$DASH DoorDash Deep dive 2025 and earnings review

DoorDash reported its Q1 2025 earnings with revenue reaching $3.03 billion, marking a 21% year-over-year increase.This figure slightly missed Wall Street’s expectation of $3.09 billion. However, the company achieved a net income of $193 million, a significant turnaround from a $23 million loss in the same quarter last year. Earnings per share stood at $0.44, surpassing analyst estimates of $0.39. Total orders grew by 18% to 732 million, and the marketplace gross order value (GOV) increased by 20% to $23.1 billion. 

In terms of segment performance, DoorDash’s revenue streams are diversified. The primary sources include commissions from restaurants, delivery and service fees from customers, subscription fees from DashPass members, and advertising revenue from merchants. The company also reported strong growth in its grocery delivery segment, with more consumers ordering groceries than ever before. Additionally, international markets showed robust growth, with Wolt+ memberships more than doubling compared to the previous year. 

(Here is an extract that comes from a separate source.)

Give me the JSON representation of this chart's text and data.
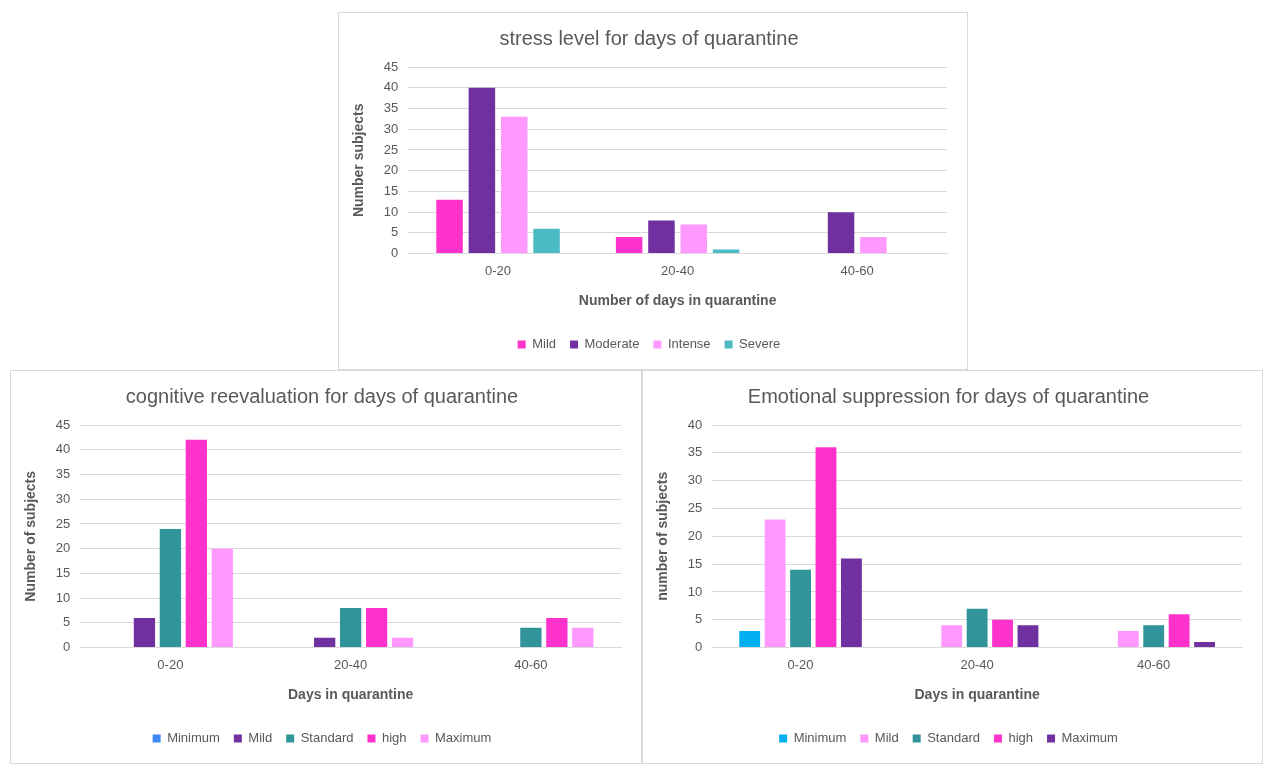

Looking ahead, DoorDash provided guidance for Q2 2025, expecting marketplace GOV between $23.3 billion and $23.7 billion, and adjusted EBITDA ranging from $600 million to $650 million. The company anticipates continued investment in new categories and international markets, while also acknowledging potential risks related to consumer spending and international operations. 

Despite the positive earnings, DoorDash’s stock experienced a 5% drop in premarket trading following the earnings release. However, the stock has shown strong performance overall, gaining 22% in 2025 to date and over 80% in the past year. The company’s stock is part of the IBD 50 list of top growth stocks, reflecting investor confidence in its growth trajectory. 

CEO Tony Xu highlighted the company’s strategic acquisitions as a significant factor in its performance. The acquisition of Deliveroo for $3.9 billion is expected to expand DoorDash’s presence in Europe, Asia, and the Middle East, operating in 40 countries. Additionally, the purchase of SevenRooms for $1.2 billion aims to enhance merchant offerings and support in-store sales and customer relations. These moves mark DoorDash’s largest acquisitions since it bought Wolt Enterprises in 2022

The stock has a strong cup pattern and should be bullish, but weak guidance has caused a move lower and should move lower to reverse hopefully in the $189 zone.